Second, Treasury ogled the department’s new train set. Just a year later, in 2014, it had designs to move the assets to its portfolio.
The 2016 cabinet submission aimed to turn that into official policy. It appears some time then passed before the policy became a burning concern in the transport portfolio.
If Treasury remains unaware the 2016 cabinet submission was wrong on safety and access, I could understand it perceiving Transport for NSW’s belated concerns to be a bureaucratic tantrum.
Treasury would already have had doubts about the department if, like the electorate and supposedly the minister, it was not told of a $4.3 billion to $5.3 billion cost blowout in one Metro project for 18 months after it was discovered.
Three years ago, Pearls and Irritations questioned whether Sydney Metro is a $40 billion deception — as Transport for NSW publications supposedly justifying the Sydney Metro in fact said the opposite. The Australian Financial Review raised a similar question about the present scheme.
What now? Tantrum or not, and irrespective of auditor-general rulings and views from the Legislative Council inquiry, the government needs to be exceptionally careful about the railway. Some candour and rigour would seem necessary. Yet the portents are, at best, mixed.
NSW submissions and evidence to the inquiry forgot to mention the (former) minister was at that moment seeking advice from the NSW transport accident (!) investigator about the scheme. That was revealed in another forum a month later.
That consulting firms such as PwC and KPMG were recruited by various bureaucracies to advise on how the scheme should work — several years after enabling legislation was passed — is bad enough.
Inveigling the accident investigator is much worse. Not merely because of repeated assurance that all safety bases are covered. Rather, accident investigators are supposed to be independent of industry arrangements — as recommended by both Glenbrook and Waterfall inquiries.
Its involvement should debar it from rail accident investigations.

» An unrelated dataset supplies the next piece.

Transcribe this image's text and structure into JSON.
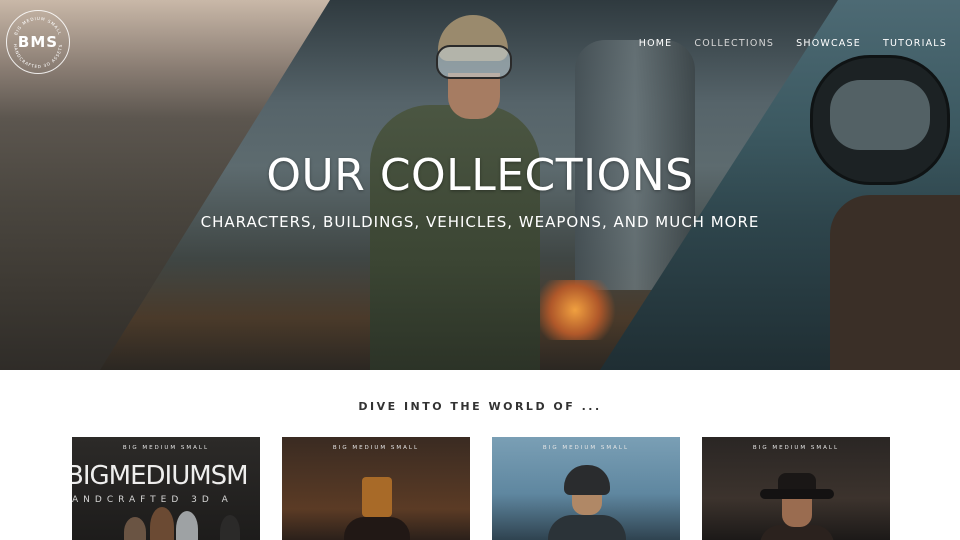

Reports it hedged advice compounds the folly. This situation is amazing.
NSW has a new premier and transport minister. They face the first signs of immense damage done to transport since 2011 e.g.: cessation of light rail services in Sydney’s inner west for the next 18 months; new ferries that threaten passengers with decapitation or can’t travel in more than a light chop; new trains that don’t fit tunnels/are years overdue despite being bought overseas to save time; the worst transport idea Australia has seen — Western Sydney Airport Metro.
There is little prospect of mitigating impacts if policy includes deception. The premier should establish an open public — preferably judicial — inquiry into what has been going on in transport. Then at least he’d find out.